On the 11th hour of the 11th day of the 11th month, in 1918, the world celebrated peace.  That moment commemorated an end to "The Great War" which took the lives of nearly a generation of men (as well as many civilians).  The day would begin the recognition of World War I veterans.

Soldier -- Then
Over the years November 11th would evolve to paying tribute to veterans from all combat eras.  Today, Veterans Day is set aside to thank and honor all--living and dead--who served honorably in the military - in wartime or peacetime.  Veterans are men and women who served in the military (U.S. Army, Navy, Marine Corps, Air Force, and Coast Guard) in times of war or peace.
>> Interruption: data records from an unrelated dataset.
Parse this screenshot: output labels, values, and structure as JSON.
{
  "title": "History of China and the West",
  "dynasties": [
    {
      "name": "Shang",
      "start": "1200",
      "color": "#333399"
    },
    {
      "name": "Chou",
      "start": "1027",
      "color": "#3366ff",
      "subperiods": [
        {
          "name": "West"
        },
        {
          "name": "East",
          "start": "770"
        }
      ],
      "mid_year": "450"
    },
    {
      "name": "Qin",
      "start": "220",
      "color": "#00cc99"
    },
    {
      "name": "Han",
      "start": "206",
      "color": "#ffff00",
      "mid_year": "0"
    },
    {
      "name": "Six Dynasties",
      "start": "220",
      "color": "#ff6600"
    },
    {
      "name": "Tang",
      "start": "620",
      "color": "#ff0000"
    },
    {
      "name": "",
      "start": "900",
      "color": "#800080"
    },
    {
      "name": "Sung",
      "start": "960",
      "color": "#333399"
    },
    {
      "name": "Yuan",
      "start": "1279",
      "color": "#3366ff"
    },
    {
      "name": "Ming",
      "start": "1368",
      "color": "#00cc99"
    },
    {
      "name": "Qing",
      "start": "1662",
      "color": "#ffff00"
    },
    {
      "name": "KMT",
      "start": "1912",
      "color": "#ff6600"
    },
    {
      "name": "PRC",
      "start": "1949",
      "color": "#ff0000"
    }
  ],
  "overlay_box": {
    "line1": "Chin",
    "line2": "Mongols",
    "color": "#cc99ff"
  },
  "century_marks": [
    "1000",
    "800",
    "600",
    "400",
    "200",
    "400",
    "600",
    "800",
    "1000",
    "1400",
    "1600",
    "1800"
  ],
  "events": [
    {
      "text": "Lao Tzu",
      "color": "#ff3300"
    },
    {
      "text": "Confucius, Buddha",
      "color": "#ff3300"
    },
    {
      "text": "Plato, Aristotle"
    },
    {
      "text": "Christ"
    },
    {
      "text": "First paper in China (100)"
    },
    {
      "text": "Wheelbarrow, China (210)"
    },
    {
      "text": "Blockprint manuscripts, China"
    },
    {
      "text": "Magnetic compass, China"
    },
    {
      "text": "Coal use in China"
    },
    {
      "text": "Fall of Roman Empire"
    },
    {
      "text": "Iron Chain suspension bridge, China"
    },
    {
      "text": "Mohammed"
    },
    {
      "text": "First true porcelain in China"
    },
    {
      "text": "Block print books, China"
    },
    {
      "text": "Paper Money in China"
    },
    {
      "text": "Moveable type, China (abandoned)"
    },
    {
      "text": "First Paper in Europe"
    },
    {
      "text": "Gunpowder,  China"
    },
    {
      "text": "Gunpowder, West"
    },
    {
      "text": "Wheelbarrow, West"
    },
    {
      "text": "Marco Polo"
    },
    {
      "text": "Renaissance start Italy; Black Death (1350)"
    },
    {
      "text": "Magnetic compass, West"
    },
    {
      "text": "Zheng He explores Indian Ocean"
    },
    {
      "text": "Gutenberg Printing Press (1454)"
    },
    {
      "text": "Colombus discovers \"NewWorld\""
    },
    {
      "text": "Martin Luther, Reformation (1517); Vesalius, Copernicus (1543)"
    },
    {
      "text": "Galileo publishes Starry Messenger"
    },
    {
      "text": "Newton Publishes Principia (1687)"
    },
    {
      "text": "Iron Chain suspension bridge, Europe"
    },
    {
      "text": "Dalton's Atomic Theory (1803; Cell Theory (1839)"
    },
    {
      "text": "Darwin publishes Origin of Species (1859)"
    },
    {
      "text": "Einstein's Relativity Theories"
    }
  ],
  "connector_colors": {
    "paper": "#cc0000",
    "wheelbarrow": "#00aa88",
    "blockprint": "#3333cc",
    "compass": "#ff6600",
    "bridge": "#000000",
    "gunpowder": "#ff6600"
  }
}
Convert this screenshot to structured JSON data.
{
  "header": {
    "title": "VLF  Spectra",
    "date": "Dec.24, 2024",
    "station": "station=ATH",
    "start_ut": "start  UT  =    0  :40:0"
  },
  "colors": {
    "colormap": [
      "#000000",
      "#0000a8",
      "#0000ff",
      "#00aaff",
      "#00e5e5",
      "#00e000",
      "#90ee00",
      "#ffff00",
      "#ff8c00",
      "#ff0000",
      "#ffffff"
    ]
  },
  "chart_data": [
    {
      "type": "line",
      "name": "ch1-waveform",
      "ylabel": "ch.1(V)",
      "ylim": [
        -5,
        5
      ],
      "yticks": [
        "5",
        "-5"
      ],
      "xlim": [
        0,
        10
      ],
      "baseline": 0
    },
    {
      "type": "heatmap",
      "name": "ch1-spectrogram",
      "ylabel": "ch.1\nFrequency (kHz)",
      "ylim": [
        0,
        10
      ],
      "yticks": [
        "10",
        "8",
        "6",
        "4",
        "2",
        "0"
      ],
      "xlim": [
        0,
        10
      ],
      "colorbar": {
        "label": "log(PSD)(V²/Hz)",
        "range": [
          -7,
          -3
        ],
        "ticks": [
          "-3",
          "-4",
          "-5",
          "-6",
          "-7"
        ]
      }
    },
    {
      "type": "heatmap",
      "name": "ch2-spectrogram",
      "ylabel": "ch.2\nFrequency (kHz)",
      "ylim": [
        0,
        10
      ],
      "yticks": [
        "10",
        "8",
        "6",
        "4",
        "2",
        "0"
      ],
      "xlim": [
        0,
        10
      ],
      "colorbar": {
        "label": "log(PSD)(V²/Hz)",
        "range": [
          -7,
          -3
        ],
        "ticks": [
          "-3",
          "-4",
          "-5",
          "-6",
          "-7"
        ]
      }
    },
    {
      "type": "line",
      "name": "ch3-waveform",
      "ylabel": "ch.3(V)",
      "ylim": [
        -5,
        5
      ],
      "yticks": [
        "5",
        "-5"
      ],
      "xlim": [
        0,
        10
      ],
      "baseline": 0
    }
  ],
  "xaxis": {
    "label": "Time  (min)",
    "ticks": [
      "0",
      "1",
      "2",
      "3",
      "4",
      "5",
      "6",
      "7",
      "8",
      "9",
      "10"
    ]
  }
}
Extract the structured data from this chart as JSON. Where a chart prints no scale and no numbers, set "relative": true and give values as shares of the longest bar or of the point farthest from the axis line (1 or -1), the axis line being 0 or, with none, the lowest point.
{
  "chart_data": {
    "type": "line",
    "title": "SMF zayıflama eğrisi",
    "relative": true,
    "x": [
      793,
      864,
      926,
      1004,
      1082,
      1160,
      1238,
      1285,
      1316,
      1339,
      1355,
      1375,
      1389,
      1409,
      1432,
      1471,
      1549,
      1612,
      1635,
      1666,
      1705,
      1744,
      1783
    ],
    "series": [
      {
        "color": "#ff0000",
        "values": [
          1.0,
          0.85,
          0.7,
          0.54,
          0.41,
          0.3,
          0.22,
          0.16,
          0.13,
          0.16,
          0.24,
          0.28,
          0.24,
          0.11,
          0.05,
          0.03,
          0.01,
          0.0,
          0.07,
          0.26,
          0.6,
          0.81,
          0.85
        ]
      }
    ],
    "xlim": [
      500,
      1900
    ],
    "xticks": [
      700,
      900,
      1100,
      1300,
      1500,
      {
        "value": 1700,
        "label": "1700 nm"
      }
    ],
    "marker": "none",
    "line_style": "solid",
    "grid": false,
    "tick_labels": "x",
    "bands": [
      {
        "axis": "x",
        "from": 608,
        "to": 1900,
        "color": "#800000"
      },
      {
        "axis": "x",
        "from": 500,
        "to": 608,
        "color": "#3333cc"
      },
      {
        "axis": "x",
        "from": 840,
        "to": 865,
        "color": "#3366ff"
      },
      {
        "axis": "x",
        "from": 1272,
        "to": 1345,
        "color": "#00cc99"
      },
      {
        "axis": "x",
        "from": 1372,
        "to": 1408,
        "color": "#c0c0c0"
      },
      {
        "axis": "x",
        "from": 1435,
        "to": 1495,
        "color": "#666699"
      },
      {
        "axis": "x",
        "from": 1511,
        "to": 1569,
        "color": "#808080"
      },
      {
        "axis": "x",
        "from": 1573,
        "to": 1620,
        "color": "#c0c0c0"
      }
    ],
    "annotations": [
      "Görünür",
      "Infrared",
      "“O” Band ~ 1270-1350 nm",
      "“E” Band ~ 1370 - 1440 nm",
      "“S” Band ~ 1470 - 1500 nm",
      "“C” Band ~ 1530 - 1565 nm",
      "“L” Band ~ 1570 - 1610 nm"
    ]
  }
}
Veterans have served our Nation, with intention and readiness to give all if called to do so.  Every Soldier, Sailor, Airman, Marine, and Coast Guardsman, no matter their job, has earned our lasting gratitude. They have shouldered America’s National Security responsibilities, while the rest us enjoy our freedom and way of life.  Veterans Day is especially sensitive to living veterans who served during conflict and those who retire after a lengthy service.

Veteran -- Now
Veterans Day is observed on November 11, regardless of what day of the week on which it falls. Veterans Day can be a misunderstood holiday and even commonly misprinted as Veteran's Day or Veterans' Day in calendars and advertisements.  Veterans Day and Memorial Day are often confused.  Memorial Day is set aside to honor those who died in the line of service.  The spirit of Veterans Day is meant to express appreciation and recognition of sacrifice.

They were soldiers years ago; today they are veterans.  Our veterans no longer "live to fight another day;” on this Veterans Day we wish them to "live to enjoy another day of life."

Veterans Day began as a day of peace; honoring World War I veterans who made that possible.  92 years later, we continue to appreciate veterans who make our freedoms possible.  Every November 11th, we renew our pledge to never take our veteran's service for granted.  It is important to say this while they are still with us:  "Thank you for your service."